A few years after we started dating Fiance and family started taking all inclusive vacations. They never invited me, but I was fine with that. Fiance told me they were not going to take a vacation this year because money is tight (his parents are giving us some money for wedding) and Future Mother-In-Law just had her hours cut at work.
Well it turns out they are taking a vacation in October. And Future Mother-In-Law is calling it the FFV; for Final Family Vacation-because her son is getting married and they will never have a vacation again. I am hurt she is calling it this-to my face- and also that they didnt think to include me. I understand they cant pay for me, but I could have paid.
Fiance doesnt really agree that it is called the FFV, but also doesnt understand how hurt I am. They talk about it all the time in front of me. My parents would have included him on a trip because he is my Fiance.
I am just really upset but maybe I am over reacting?

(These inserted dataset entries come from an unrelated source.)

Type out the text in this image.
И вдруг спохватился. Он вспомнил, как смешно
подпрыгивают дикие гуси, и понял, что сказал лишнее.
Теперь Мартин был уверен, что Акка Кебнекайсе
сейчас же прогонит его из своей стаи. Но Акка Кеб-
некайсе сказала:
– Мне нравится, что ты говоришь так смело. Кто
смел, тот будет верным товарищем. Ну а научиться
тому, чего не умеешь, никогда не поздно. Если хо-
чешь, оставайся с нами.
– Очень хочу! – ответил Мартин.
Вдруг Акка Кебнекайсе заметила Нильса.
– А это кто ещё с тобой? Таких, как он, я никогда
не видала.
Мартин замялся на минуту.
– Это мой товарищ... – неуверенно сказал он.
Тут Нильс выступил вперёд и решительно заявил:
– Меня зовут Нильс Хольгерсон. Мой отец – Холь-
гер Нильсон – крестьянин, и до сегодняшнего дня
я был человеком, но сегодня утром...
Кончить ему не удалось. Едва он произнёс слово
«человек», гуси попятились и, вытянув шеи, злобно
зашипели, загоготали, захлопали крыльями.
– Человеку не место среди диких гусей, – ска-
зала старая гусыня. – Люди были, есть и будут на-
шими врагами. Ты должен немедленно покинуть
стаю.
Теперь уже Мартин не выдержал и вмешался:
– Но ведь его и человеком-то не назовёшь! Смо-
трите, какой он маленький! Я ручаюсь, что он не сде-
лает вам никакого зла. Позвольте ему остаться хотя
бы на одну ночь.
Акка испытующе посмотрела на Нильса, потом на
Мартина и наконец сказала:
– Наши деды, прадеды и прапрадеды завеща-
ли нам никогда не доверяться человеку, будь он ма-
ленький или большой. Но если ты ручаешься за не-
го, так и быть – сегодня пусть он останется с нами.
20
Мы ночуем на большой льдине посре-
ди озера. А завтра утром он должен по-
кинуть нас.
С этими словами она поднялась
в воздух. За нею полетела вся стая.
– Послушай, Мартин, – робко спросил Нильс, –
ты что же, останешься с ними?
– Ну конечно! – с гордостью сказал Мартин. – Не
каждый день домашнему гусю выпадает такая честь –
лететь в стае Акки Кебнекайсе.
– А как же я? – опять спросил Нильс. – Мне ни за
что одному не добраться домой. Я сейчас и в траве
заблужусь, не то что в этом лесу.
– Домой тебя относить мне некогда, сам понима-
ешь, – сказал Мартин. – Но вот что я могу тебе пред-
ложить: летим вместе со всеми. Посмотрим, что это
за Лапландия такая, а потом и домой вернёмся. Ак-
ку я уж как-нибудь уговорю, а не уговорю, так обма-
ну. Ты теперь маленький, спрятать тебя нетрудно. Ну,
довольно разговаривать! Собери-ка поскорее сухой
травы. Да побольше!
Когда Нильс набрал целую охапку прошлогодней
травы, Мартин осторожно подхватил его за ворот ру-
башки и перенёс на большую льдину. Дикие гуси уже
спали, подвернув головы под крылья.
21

I dont know if I should have Fiance say something to Future Mother-In-Law to stop calling it that?
Post # 3
I am sorry that it is hurting your feelings that sucks.
I take it that your FI’s family is close and if they have been taking this particular family vacation for years then yes to them it is their final family vacation. It is probably a pretty emotional thing for them especially your Future Mother-In-Law. I think you need to cut them some slack.
You never know next year might be the start of a new era of family vacations.
Post # 4
I would feel hurt too. I am treated like family by SO’s family and have always been included. I would be upset not to be invited (like you said, you aren’t expecting them to pay for you!). I wouldn’t have your Fiance say anything to you Future Mother-In-Law about the wording of the holiday, just try to ignore it and just every time they think talk about it, just think how nice it will be when you get to start your very own traditions such as family holidays! 🙂 Also… welcome to the bee x
Post # 5
@icecream21: i’m sorry your going through this. I could see how it would hurt. I am close with my SO family and it would hurt if everyone was invited but me. Is he an only child? His mom might just be having a hard time letting him go. I moved out and in with my SO a year ago and my mom had a hard time with me leaving. Everyone deals with things differently. What does your SO say about it?
Post # 6
Thats horrible. I’d feel insulted. Together for 9 years and never been invited to a family vacation? I was with a boyfriend and I was insulted for not being invited to Thanksgiving dinner! I would definately say something to him and/or his parents about how you feel about it. I’d be pretty upset and hurt and left out. Is this how they will treat you when you guys are married? That’s what you have to ask yourself. Good luck.
Post # 7
@icecream21: That’s not right and you’re not overreacting. They’re purposely excluding you – that would hurt me, too. IMO, your Fiance should refuse to go if you’re not included and he should pay your way, not you.